Çekin takibe konulması için öngörülen süreler, alacağın tahsili açısından büyük önem taşır. Bu sürelere uyulmaması, hak kaybına yol açabilir. Bu nedenle, çek alacaklılarının, haklarını zamanında ve etkin bir şekilde kullanmaları gerekmektedir.

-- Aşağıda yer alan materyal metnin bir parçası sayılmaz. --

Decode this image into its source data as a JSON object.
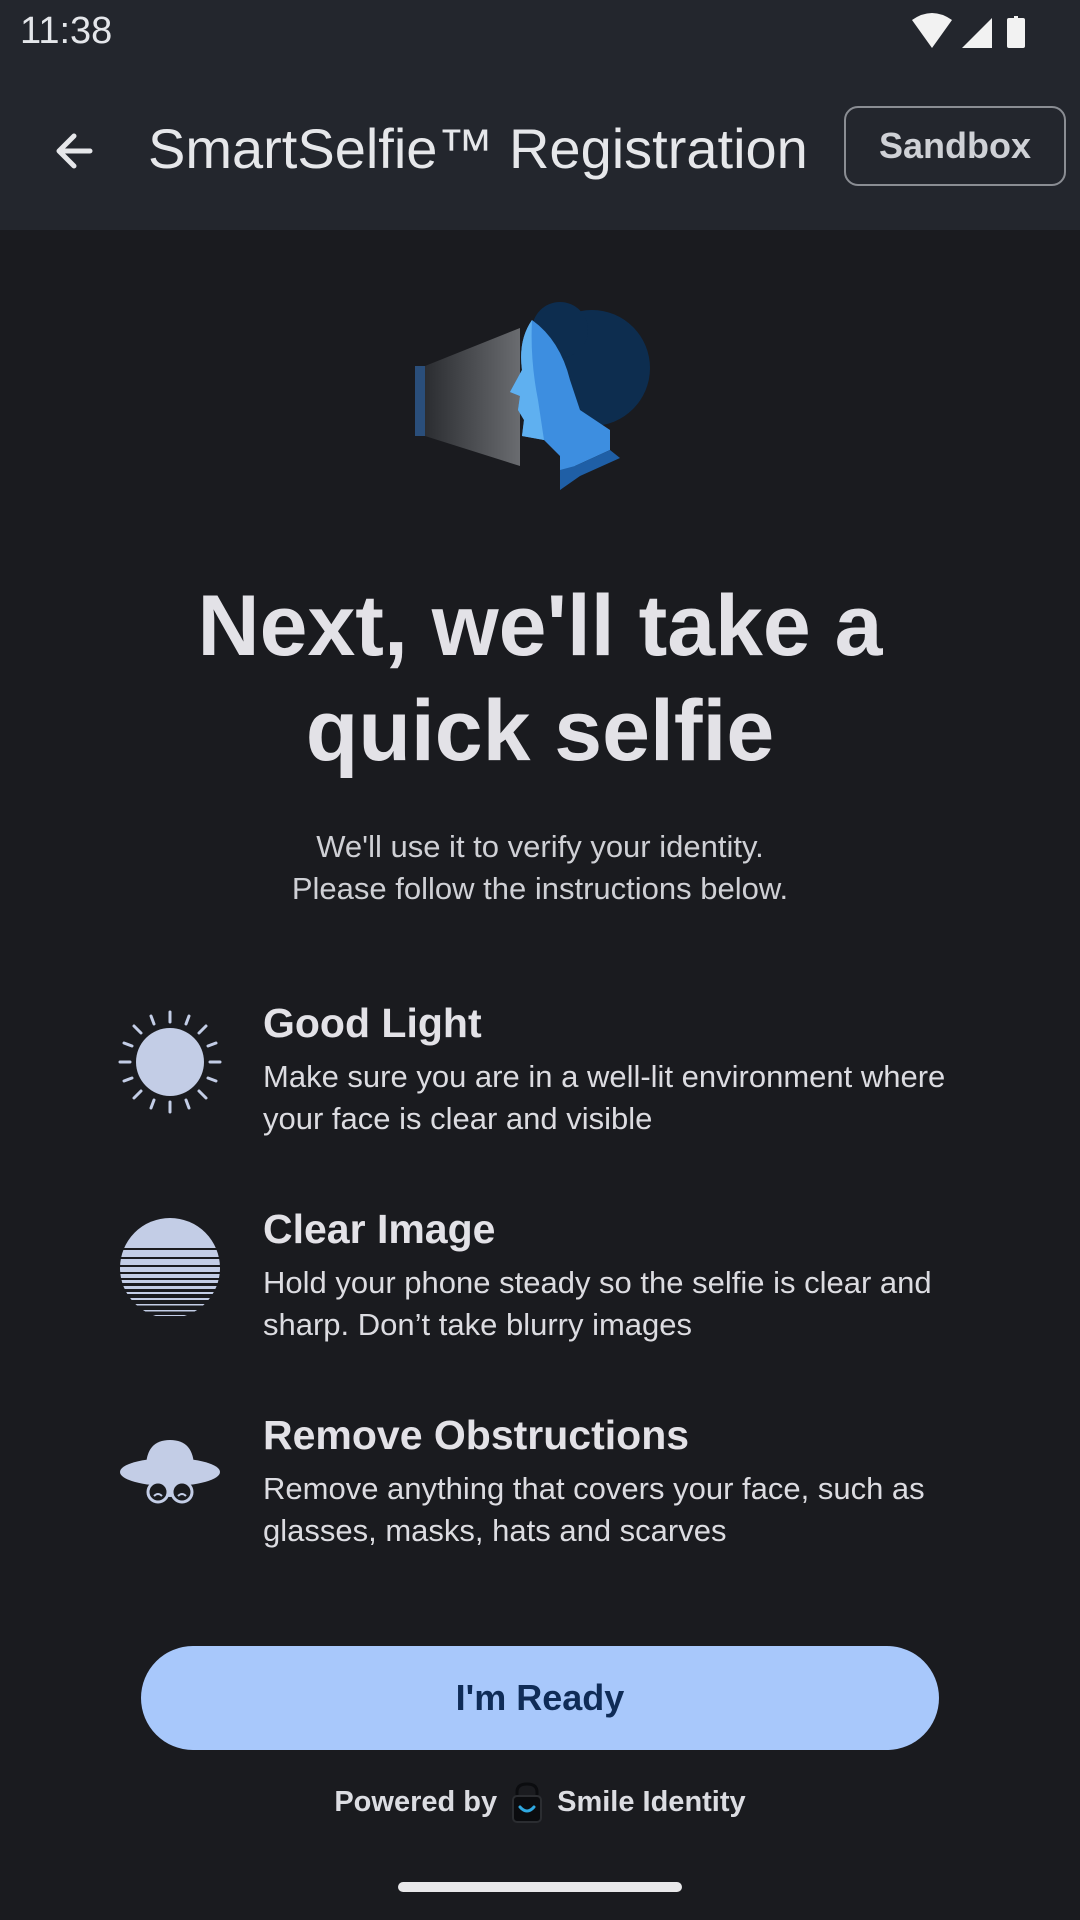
{
  "status_bar": {
    "time": "11:38",
    "icons": [
      "wifi-icon",
      "signal-icon",
      "battery-icon"
    ]
  },
  "app_bar": {
    "back_icon": "arrow-back-icon",
    "title": "SmartSelfie™ Registration",
    "sandbox_label": "Sandbox"
  },
  "main": {
    "headline": "Next, we'll take a quick selfie",
    "subtitle_line1": "We'll use it to verify your identity.",
    "subtitle_line2": "Please follow the instructions below.",
    "tips": [
      {
        "icon": "sun-icon",
        "title": "Good Light",
        "description": "Make sure you are in a well-lit environment where your face is clear and visible"
      },
      {
        "icon": "blurred-circle-icon",
        "title": "Clear Image",
        "description": "Hold your phone steady so the selfie is clear and sharp. Don’t take blurry images"
      },
      {
        "icon": "hat-glasses-icon",
        "title": "Remove Obstructions",
        "description": "Remove anything that covers your face, such as glasses, masks, hats and scarves"
      }
    ],
    "ready_button": "I'm Ready",
    "powered_by": "Powered by",
    "brand": "Smile Identity"
  },
  "colors": {
    "background": "#1a1b1f",
    "app_bar": "#23262d",
    "button": "#a8c8fb",
    "button_text": "#0f2c57",
    "icon": "#c3cde6"
  }
}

Çekte Sürelerin Hesabı ve Tatil Günlerine Denk Gelmesi: Hak Kaybını Önlemek İçin Bilinmesi Gerekenler
Çekte ibraz, protesto ve takip gibi işlemler için öngörülen sürelerin doğru hesaplanması ve tatil günlerine denk gelmesi durumunda nasıl hareket edileceği, hak kaybına uğramamak için büyük önem taşır.
Sürelerin Hesaplanması:
- Başlangıç: İbraz süreleri, çekte yazılı olan düzenleme tarihinin ertesi günü başlar. Düzenleme günü hesaba katılmaz. Protesto ve dava açma süreleri ise ilgili olayın gerçekleştiği günü takip eden günden itibaren işlemeye başlar.
- İş Günü Esası: Çekle ilgili işlemler, iş günlerinde ve iş saatleri içinde yapılır. Tatil günleri, süre hesabına dahil edilmez.

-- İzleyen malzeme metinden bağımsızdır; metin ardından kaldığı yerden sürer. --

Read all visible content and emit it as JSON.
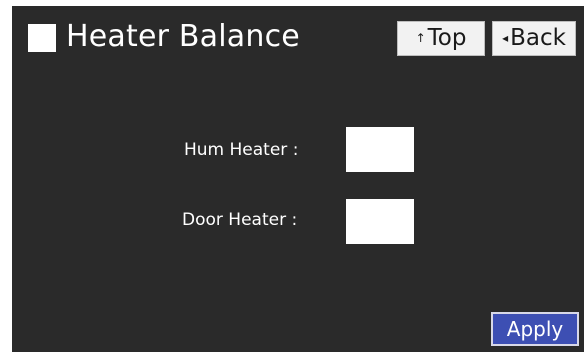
{
  "header": {
    "title": "Heater Balance",
    "top_button": {
      "arrow_icon": "up-arrow-icon",
      "label": "Top"
    },
    "back_button": {
      "arrow_icon": "left-triangle-icon",
      "label": "Back"
    }
  },
  "fields": [
    {
      "label": "Hum Heater  :",
      "value": ""
    },
    {
      "label": "Door Heater  :",
      "value": ""
    }
  ],
  "apply_button": {
    "label": "Apply"
  },
  "colors": {
    "background": "#2a2a2a",
    "apply": "#3d4fb3",
    "text": "#ffffff"
  }
}
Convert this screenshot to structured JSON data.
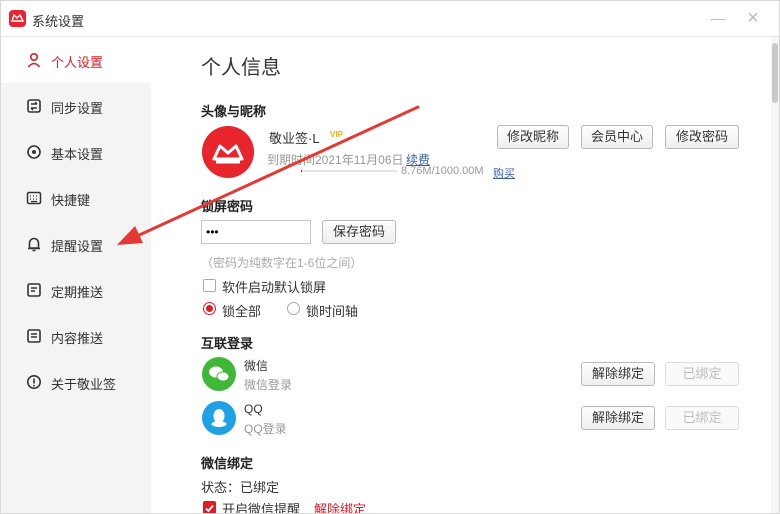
{
  "window": {
    "title": "系统设置"
  },
  "sidebar": {
    "items": [
      {
        "label": "个人设置",
        "icon": "user-icon",
        "active": true
      },
      {
        "label": "同步设置",
        "icon": "sync-icon"
      },
      {
        "label": "基本设置",
        "icon": "settings-icon"
      },
      {
        "label": "快捷键",
        "icon": "keyboard-icon"
      },
      {
        "label": "提醒设置",
        "icon": "bell-icon"
      },
      {
        "label": "定期推送",
        "icon": "calendar-icon"
      },
      {
        "label": "内容推送",
        "icon": "document-icon"
      },
      {
        "label": "关于敬业签",
        "icon": "info-icon"
      }
    ]
  },
  "main": {
    "title": "个人信息",
    "profile": {
      "section_title": "头像与昵称",
      "nickname": "敬业签·L",
      "vip_badge": "VIP",
      "expiry_label": "到期时间2021年11月06日",
      "renew_link": "续费",
      "storage_text": "8.76M/1000.00M",
      "storage_fraction": 0.00876,
      "buy_link": "购买",
      "buttons": {
        "rename": "修改昵称",
        "member": "会员中心",
        "password": "修改密码"
      }
    },
    "lock": {
      "section_title": "锁屏密码",
      "password_value": "•••",
      "save_button": "保存密码",
      "hint": "（密码为纯数字在1-6位之间）",
      "auto_lock_label": "软件启动默认锁屏",
      "auto_lock_checked": false,
      "radio_all": "锁全部",
      "radio_timeline": "锁时间轴"
    },
    "login": {
      "section_title": "互联登录",
      "accounts": [
        {
          "name": "微信",
          "status": "微信登录",
          "unbind": "解除绑定",
          "bound": "已绑定"
        },
        {
          "name": "QQ",
          "status": "QQ登录",
          "unbind": "解除绑定",
          "bound": "已绑定"
        }
      ]
    },
    "wechat_bind": {
      "section_title": "微信绑定",
      "status_text": "状态：已绑定",
      "remind_label": "开启微信提醒",
      "remind_checked": true,
      "unbind_link": "解除绑定"
    }
  },
  "colors": {
    "accent": "#d81e26",
    "wechat": "#3fb837",
    "qq": "#1ea1e7",
    "arrow": "#e53935"
  }
}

- Son Gün Tatilse: Sürenin son günü resmi tatile (Pazar veya diğer resmi tatil günleri) denk gelirse, süre tatili izleyen ilk iş günü sona erer (TTK m. 816/3).
- Cumartesi: Cumartesi günü, resmi tatil günü değildir. İbraz süresi hesabında iş günü olarak dikkate alınır.
- Farklı Takvim Kullanımı: Düzenlenme yeri ile ödeme yeri arasında farklı takvim kullanılıyorsa, düzenlenme günü, ödeme yerindeki takvime göre eşdeğer güne çevrilir ve süreler buna göre hesaplanır (TTK m. 797).
Örnek:
- 15 Ocak 2025 (Çarşamba) tarihinde İstanbul’da düzenlenen ve İstanbul’da ödenecek bir çek için 10 günlük ibraz süresi, 16 Ocak 2025 (Perşembe) günü başlar ve 25 Ocak 2025 (Cumartesi) günü sona erer. 25 Ocak Cumartesi günü resmi tatil olmadığı için, son gün 25 Ocak’tır.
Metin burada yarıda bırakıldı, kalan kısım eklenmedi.